System map of Acolyte’s runtime flow, module boundaries, and extension points.

First-class concepts

Every concept below is modeled as an explicit entity with typed contracts, its own module, and clear boundaries — not buried as implementation details.

  • Sessions — persistent conversation context with history and state
  • Tasks — state-machined units of work with stable IDs and per-task scoping
  • Lifecycle phases — resolve, prepare, generate, finalize as separate modules
  • Effects — lifecycle-owned side effects applied per-tool-result via callback
  • Tools — typed definitions with categories, schemas, and output contracts
  • Skills — declarative prompt extensions with metadata and tool restrictions
  • Memory sources — pluggable memory tiers (session, project, user) with pipeline stages
  • Protocol — typed RPC messages with request correlation and lifecycle envelopes

System flow

CLI → client → server → lifecycle → model + tools
  • execution model: one active task per session, with ordered queued tasks
  • yielding: lifecycle only yields at safe checkpoints (never mid-step)

TUI

React tree → reconciler → TUI DOM → serialize → terminal output
  • custom React reconciler for terminal rendering
  • details: see TUI

Daemon flow

client → rpc server → task queue → lifecycle worker
  • rpc server: accepts requests, exposes task/status streams, and routes to queue/lifecycle
  • task queue: enforces ordering, capacity, and cancellation boundaries
  • lifecycle worker: executes accepted tasks through lifecycle phases

Session flow

  • create or resume: resolve target session from ID prefix or active session
  • lock: acquire session lock to prevent concurrent modification
  • persist: save session state at checkpoints during chat
  • details: see Sessions

Task flow

accept → queue → run → complete|fail|cancel
  • accept: validate request and assign task_id
  • queue: hold until runnable under queue policy
  • run: execute lifecycle for active task
  • complete|fail|cancel: emit terminal state and persist task outcome
  • details: see Tasks

Tool layering

lifecycle → budget → cache → toolkit → registry
  • budget: step-budget check inlined into tool execution
  • cache: per-task reuse layer for read-only and search tool results
  • toolkit: domain tool definitions (file-toolkit, code-toolkit, git-toolkit, shell-toolkit, web-toolkit, checklist-toolkit, memory-toolkit, skill-toolkit)
  • registry: toolkit registration and agent-facing tool surface
  • details: see Tooling

Lifecycle flow

resolve → prepare → generate → finalize

  • resolve: pick model and policy (sync, not a full phase)

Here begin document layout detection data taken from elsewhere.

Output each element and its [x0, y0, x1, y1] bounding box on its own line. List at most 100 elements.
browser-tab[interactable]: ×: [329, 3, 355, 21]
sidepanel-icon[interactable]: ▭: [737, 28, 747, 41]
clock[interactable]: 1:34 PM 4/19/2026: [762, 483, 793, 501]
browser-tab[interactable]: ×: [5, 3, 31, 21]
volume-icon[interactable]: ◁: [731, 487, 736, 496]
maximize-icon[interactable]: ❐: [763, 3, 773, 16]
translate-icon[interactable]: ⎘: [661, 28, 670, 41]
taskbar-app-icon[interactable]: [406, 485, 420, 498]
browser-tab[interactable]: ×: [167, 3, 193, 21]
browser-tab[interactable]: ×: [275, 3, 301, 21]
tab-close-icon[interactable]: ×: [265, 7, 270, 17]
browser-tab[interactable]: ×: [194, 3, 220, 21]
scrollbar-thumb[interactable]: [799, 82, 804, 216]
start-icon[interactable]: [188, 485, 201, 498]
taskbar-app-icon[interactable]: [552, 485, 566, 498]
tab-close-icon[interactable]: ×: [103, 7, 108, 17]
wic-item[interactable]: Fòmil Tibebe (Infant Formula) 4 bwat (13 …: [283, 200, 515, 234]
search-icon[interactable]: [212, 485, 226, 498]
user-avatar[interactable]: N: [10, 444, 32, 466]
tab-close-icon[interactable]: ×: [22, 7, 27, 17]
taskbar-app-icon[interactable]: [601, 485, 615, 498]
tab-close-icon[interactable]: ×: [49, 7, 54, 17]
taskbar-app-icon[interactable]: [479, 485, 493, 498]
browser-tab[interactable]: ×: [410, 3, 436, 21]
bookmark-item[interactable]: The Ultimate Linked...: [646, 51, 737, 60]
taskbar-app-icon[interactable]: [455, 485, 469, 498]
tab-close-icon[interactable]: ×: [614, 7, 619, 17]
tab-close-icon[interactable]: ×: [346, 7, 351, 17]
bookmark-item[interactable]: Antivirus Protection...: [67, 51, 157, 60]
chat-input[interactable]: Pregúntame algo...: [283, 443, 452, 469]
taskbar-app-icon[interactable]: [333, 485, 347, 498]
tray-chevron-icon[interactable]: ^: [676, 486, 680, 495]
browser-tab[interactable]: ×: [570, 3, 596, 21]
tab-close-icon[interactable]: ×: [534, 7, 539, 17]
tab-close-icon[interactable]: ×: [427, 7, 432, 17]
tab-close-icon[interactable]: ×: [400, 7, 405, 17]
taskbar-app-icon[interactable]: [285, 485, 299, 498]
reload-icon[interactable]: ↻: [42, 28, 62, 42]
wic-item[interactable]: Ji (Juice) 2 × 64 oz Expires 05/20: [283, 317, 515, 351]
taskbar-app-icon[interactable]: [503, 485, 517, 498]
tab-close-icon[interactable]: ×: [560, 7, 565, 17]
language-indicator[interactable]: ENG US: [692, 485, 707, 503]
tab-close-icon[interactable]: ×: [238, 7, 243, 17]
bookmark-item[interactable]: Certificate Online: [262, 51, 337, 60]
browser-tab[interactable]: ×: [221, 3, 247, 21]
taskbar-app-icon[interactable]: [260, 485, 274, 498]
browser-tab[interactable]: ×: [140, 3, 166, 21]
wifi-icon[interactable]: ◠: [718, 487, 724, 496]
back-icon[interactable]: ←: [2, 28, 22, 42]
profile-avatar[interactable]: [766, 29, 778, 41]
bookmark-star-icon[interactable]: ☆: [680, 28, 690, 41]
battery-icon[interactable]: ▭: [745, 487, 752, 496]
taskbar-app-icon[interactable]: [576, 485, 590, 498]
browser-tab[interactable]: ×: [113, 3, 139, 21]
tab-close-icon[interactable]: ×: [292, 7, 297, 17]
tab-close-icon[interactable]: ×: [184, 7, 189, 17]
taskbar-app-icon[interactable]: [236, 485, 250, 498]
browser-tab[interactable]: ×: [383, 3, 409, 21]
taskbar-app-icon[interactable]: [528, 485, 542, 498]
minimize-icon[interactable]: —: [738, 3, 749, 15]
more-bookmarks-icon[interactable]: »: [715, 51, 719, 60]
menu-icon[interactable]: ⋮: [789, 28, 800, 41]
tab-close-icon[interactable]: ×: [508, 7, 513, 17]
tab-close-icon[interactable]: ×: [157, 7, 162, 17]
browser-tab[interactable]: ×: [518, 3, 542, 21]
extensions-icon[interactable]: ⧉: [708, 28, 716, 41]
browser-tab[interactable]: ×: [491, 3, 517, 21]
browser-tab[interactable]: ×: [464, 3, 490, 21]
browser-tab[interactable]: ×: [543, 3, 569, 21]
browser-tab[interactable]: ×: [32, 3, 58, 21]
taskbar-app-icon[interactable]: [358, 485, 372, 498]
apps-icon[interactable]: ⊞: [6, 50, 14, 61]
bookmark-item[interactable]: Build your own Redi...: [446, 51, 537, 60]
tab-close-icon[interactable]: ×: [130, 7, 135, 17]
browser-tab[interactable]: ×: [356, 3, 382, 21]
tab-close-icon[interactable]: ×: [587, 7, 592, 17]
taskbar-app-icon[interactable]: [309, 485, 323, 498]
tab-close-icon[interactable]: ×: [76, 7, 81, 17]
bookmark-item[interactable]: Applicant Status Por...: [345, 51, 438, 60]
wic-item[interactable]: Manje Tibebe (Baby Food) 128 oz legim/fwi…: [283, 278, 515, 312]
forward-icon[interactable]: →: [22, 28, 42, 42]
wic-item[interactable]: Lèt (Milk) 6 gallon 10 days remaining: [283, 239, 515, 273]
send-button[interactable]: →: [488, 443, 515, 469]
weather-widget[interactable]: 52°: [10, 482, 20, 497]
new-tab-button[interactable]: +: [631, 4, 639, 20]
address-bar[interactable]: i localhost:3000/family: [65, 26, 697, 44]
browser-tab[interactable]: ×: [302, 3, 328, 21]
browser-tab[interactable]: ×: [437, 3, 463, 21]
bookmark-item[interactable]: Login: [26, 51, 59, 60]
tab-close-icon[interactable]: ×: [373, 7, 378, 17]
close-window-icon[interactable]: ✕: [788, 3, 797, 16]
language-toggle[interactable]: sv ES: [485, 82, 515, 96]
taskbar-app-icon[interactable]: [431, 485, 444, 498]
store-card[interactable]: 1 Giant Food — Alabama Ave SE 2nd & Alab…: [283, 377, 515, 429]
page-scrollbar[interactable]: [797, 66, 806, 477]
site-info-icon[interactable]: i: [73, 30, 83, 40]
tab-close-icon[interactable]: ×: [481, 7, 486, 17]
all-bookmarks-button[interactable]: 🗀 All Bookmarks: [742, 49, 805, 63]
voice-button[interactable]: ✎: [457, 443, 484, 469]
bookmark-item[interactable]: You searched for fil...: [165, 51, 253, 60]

  • prepare: build inputs, context, and tools

  • generate: run model + tool calls (one pass, effects applied per-tool-result)

  • finalize: accept lifecycle signal, persist outputs, emit final response

  • model-host protocol: model may explicitly signal done/no_op/blocked; host validates against runtime state

  • host/model boundary: host provides runtime structure; model decides how to complete the task

  • scheduling: yield checks happen between lifecycle decisions, never mid-step

  • details: see Lifecycle

Memory engine

Memory Engine
  → Memory Pipeline (ingest → normalize → commit)
  → Memory Toolkit (search, add, remove) — on-demand access
  • Memory Engine composes source strategy, pipeline stages, and distill behavior to provide continuity across turns
  • pipeline seams: normalization is strategy-injectable behind registry contracts
  • on-demand access: the model uses memory toolkit tools (memory-search, memory-add, memory-remove) to access and manage memory at runtime instead of upfront injection
  • integration: commit is best-effort background work at finalize; memory access is on-demand via toolkit
  • details: see Memory

Dependency injection

  • No container, no decorators — dependencies are passed as typed parameters with defaults from appConfig.
  • Toolkit input — toolkit factory functions take a single ToolkitInput object containing per-request runtime data (e.g. createFileToolkit(input: ToolkitInput)). Output budgets are defined locally in each tool.
  • Defaults at the edge — library modules accept injected params; composition roots (cli-command-registry, server-chat-runtime, cli-chat) read appConfig and pass values down.
  • Tests inject directly — tests pass config through the new params instead of mutating appConfig.

Contracts

  • error handling: tools emit failures/error codes; lifecycle surfaces them for the model to decide
  • step budget: inlined into tool execution; blocks calls when budget is exhausted
  • protocol: transport contract is transport-agnostic; see docs/protocol.md

Observability and state

  • observability: lifecycle emits ordered debug events per request (calls, tool results, effect decisions, summaries, errors). Events are dual-written to logfmt (~/.acolyte/daemons/server.log) and SQLite (~/.acolyte/trace.db); the CLI queries SQLite for indexed trace lookups
  • runtime config: loaded from user/project config
  • state ownership: chat/session state and memory are persisted outside lifecycle and passed in as inputs
  • task trace: RPC emits task-state transitions with stable task_id:
accepted → queued → running → completed|failed|cancelled